As I began to work through the concept and subject matter of Assignment 2 I had thought of doing something in connection with the unseen nature of faith. The impetus for this was my memory of a passage from the New Testament.
I planned to use churches as tangible evidence of faith and the persistence of religious belief. I wrote that “[…] few signs of faith are more publicly apparent than the sustained investment of time, energy and money in places of worship.” I still think this is the case and it may be an idea that I return to, but I quickly found myself going down a familiar path of photographing buildings… at night.

Although I was pleased enough with the initial images I made, I do not want to produce something close to work I did for EYV. In the image above I’ve got warm light streaming from the church’s windows into a sky of blue and I could have developed this theme/concept across a range of local churches. But I’ve already got that t-shirt.
So, I’ve turned my attention to some of the other “unseen” items that I listed as I was doing my initial thinking for A2. And it occurred to me that it might be interesting to develop a theme that has taken up space in my mind for the last couple of years: the largely-unknown (to me) English branch of my family. Most of my immediate relatives on my father’s side are dead, and there were not many to begin with. I have spent hours following up leads on Ancestry.com and, more recently, in the London Metropolitan Archives.

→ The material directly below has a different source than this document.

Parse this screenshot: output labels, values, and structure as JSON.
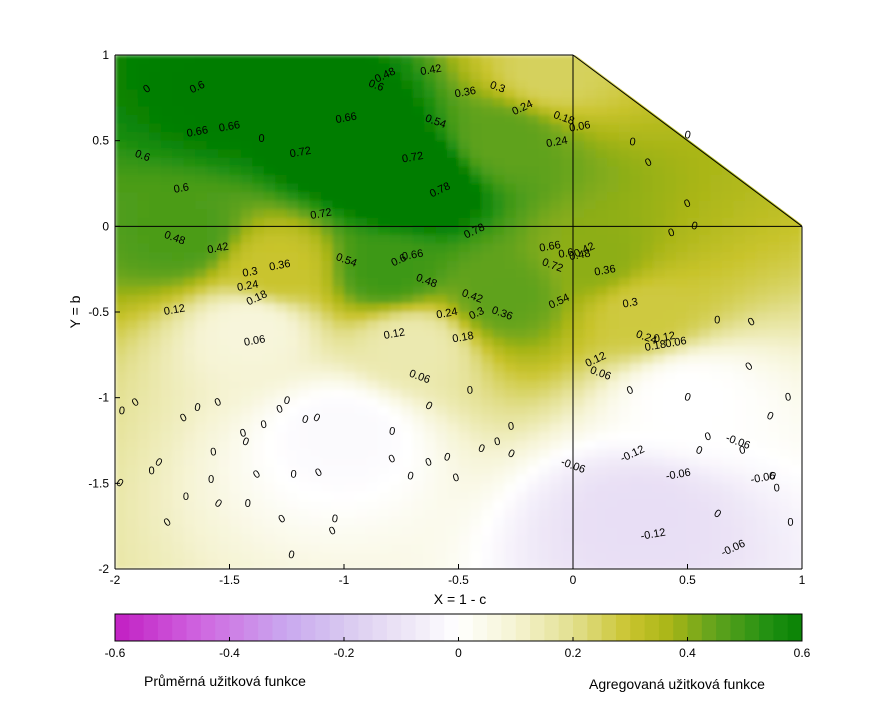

Apart from genetic traces, however, my father’s line of the family falls into the “unseen” category: dead, in the past, missing people, broken relationships and, inevitably, secrets. I still hold to what I wrote earlier: ” it seems to me that ‘photographing the unseen’ is usually going to involve some kind of proxy for the thing that is absent.” The proxy in this case is the limited number of items I have that used to belong to my English grandparents.
These items are not treasured keepsakes or heirlooms, but are everyday items that hold a curiosity for me. I don’t think that I have a lot invested in them emotionally, but they are pointers to some aspect of my origins. In that sense, I could look at them as artefacts with a certain, perhaps scientific, detachment. Individually they point to something about their owners’ interests and activities, but how might they be interpreted if they were displayed as a museum collection? What might some future archaeologist make of them? What narratives might the samples suggest, if they were all that a researcher had to reconstruct the lives of the people who owned them? I’d like to ponder that.